Solving the Equation (x-4)(x+3)(-x-8) = 0
This equation represents a cubic function, which means it has a maximum of three solutions or roots. To find these roots, we can utilize the Zero Product Property:
Zero Product Property: If the product of two or more factors is zero, then at least one of the factors must be zero.
Applying this to our equation:
(x-4)(x+3)(-x-8) = 0
We have three factors:
- (x-4)
- (x+3)
- (-x-8)
For the product to equal zero, at least one of these factors must be zero. Let's solve for each case:
Case 1: (x-4) = 0
- Solving for x, we get: x = 4
Case 2: (x+3) = 0
- Solving for x, we get: x = -3
Case 3: (-x-8) = 0
- Solving for x, we get: x = -8
Therefore, the solutions to the equation (x-4)(x+3)(-x-8) = 0 are x = 4, x = -3, and x = -8.
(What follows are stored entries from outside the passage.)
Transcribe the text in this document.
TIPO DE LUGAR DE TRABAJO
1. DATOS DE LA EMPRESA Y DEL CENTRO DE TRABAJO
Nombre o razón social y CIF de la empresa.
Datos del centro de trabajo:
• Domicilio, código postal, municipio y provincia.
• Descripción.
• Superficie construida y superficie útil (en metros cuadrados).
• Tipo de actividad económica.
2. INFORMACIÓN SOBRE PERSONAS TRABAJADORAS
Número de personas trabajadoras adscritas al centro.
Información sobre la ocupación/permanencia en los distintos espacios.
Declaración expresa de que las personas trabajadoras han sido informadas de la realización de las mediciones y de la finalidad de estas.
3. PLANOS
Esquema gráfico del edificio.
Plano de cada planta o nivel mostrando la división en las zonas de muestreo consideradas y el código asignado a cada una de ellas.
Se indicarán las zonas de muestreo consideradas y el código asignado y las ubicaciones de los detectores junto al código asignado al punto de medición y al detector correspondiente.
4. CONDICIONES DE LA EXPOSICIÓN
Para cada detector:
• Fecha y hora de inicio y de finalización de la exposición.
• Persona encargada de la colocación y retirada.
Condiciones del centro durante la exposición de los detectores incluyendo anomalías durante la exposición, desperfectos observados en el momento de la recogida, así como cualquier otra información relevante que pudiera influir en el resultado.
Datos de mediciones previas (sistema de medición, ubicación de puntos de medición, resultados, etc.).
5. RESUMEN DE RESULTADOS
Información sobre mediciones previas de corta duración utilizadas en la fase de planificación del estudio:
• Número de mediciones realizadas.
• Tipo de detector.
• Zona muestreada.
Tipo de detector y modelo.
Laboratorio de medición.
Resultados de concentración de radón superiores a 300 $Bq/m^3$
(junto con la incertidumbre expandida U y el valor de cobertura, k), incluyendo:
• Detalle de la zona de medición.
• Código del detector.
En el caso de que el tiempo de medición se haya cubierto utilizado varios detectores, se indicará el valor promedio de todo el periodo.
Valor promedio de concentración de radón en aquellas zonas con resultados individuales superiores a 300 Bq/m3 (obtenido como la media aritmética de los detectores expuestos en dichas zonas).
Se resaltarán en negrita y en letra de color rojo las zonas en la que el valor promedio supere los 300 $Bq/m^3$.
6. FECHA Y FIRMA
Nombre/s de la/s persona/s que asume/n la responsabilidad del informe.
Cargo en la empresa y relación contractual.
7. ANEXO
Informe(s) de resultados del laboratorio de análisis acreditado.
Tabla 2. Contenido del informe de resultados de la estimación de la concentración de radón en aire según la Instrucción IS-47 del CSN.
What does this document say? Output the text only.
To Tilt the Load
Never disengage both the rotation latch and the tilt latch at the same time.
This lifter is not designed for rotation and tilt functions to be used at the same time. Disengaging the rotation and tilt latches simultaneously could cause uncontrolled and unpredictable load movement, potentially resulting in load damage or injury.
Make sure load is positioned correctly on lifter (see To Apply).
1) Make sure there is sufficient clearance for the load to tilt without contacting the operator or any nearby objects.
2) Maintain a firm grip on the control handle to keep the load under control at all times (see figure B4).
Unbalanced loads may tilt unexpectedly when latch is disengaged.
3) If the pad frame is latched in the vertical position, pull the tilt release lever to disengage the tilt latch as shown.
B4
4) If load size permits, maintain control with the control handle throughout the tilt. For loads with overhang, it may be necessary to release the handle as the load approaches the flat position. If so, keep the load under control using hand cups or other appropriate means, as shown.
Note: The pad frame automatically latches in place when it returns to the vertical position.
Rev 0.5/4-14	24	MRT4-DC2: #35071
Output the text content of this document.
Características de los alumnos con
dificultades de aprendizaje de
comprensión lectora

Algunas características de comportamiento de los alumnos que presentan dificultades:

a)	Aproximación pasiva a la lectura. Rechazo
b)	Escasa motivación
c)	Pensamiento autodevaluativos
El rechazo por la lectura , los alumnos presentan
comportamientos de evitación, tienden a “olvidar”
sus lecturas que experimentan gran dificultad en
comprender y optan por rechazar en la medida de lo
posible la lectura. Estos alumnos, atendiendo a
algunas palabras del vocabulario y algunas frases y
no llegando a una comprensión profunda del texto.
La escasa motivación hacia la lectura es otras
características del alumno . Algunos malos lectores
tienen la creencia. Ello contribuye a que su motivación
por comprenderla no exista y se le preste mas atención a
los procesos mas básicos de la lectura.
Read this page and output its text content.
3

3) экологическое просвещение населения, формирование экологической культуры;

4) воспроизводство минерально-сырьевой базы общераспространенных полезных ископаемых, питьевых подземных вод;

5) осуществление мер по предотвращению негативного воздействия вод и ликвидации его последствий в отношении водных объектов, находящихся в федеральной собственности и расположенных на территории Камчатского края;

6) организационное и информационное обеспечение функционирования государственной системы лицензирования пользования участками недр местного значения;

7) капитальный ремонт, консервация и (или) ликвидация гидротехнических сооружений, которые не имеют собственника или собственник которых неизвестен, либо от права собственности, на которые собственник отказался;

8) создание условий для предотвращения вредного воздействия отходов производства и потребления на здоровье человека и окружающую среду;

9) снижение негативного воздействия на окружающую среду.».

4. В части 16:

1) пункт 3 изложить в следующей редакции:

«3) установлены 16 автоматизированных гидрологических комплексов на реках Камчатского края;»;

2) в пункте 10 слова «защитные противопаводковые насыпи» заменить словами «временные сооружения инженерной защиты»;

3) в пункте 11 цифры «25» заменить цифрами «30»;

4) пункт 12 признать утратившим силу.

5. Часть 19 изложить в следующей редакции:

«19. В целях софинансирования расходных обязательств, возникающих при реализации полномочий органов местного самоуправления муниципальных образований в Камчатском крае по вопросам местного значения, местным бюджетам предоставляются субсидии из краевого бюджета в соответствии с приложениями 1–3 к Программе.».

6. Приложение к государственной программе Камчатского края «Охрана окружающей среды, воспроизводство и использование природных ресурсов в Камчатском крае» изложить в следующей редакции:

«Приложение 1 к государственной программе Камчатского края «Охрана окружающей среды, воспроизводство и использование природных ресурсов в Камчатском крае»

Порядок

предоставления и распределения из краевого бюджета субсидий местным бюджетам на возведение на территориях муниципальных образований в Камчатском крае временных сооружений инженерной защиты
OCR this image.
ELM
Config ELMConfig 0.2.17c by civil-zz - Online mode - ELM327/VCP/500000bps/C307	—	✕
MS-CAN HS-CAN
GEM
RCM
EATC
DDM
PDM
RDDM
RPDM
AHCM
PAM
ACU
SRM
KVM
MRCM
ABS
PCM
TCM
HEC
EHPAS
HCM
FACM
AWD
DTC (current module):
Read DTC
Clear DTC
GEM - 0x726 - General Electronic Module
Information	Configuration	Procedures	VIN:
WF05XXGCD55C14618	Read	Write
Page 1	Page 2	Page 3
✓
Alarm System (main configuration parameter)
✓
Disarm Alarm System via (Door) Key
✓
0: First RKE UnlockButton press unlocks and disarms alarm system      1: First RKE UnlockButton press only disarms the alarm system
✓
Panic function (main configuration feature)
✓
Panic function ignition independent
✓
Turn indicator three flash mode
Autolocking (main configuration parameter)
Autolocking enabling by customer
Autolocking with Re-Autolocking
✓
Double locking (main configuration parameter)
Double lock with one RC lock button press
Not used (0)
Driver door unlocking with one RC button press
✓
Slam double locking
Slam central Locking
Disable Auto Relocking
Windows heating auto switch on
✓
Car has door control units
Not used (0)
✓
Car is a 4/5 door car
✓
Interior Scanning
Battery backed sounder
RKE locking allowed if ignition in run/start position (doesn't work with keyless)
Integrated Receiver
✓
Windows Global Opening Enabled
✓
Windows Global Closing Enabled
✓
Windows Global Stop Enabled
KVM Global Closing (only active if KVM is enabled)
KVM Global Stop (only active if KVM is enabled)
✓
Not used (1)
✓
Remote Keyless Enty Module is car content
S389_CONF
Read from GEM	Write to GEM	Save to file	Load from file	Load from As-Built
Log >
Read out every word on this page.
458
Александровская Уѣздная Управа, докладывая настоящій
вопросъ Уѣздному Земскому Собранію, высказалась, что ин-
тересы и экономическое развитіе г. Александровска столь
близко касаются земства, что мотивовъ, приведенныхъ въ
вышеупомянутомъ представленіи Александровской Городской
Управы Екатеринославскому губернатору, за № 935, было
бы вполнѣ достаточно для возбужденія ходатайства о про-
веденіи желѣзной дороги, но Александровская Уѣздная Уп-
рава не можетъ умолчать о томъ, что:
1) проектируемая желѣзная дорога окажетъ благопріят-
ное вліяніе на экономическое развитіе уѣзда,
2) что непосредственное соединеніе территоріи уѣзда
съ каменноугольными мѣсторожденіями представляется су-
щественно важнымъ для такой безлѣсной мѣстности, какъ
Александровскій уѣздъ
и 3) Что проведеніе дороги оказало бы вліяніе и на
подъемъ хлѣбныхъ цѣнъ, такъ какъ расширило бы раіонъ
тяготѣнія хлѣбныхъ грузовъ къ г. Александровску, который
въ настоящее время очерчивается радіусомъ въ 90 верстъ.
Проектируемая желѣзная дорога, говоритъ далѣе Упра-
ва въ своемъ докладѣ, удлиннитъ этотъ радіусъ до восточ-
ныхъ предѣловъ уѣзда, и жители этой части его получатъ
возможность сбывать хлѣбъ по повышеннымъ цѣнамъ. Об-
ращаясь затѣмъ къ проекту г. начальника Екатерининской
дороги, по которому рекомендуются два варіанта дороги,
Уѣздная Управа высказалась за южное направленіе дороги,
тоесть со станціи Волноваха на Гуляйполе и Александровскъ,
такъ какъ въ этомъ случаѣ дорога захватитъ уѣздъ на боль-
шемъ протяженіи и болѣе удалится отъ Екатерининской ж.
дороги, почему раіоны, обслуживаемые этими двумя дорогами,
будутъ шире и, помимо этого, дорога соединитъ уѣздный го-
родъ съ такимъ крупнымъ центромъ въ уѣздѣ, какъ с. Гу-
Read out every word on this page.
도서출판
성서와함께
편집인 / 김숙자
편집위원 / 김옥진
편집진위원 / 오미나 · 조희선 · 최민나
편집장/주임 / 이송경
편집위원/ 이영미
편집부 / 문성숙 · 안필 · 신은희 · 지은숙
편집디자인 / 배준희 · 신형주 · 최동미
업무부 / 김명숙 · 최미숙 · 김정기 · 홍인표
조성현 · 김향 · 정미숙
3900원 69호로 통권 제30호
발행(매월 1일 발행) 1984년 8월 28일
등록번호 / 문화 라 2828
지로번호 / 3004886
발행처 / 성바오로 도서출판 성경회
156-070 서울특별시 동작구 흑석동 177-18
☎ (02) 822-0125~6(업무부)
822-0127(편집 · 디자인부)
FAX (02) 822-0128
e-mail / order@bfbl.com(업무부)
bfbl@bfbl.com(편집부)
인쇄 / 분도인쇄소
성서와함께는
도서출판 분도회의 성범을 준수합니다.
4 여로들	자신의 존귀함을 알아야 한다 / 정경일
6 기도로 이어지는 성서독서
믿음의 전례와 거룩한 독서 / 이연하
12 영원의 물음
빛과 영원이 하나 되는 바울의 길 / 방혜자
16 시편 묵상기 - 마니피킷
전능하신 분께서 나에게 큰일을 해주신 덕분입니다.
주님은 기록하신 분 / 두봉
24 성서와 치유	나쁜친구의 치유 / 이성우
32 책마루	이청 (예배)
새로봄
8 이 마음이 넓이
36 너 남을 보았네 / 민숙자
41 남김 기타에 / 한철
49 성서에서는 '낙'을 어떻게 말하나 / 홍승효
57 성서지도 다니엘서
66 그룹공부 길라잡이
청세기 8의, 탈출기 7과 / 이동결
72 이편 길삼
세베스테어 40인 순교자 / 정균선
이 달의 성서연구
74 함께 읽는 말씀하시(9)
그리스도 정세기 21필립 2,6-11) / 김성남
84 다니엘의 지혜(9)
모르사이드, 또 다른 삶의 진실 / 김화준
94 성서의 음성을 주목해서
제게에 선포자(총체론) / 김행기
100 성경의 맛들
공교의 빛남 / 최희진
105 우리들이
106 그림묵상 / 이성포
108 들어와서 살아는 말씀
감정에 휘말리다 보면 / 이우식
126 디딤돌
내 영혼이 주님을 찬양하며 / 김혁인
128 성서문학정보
Understanding the Solution:
These solutions represent the x-intercepts of the graph of the cubic function represented by the equation. In other words, the graph crosses the x-axis at the points (4, 0), (-3, 0), and (-8, 0).
In Summary:
By using the Zero Product Property, we successfully found the three solutions (roots) of the equation (x-4)(x+3)(-x-8) = 0, which are x = 4, x = -3, and x = -8. These solutions also represent the x-intercepts of the corresponding cubic function.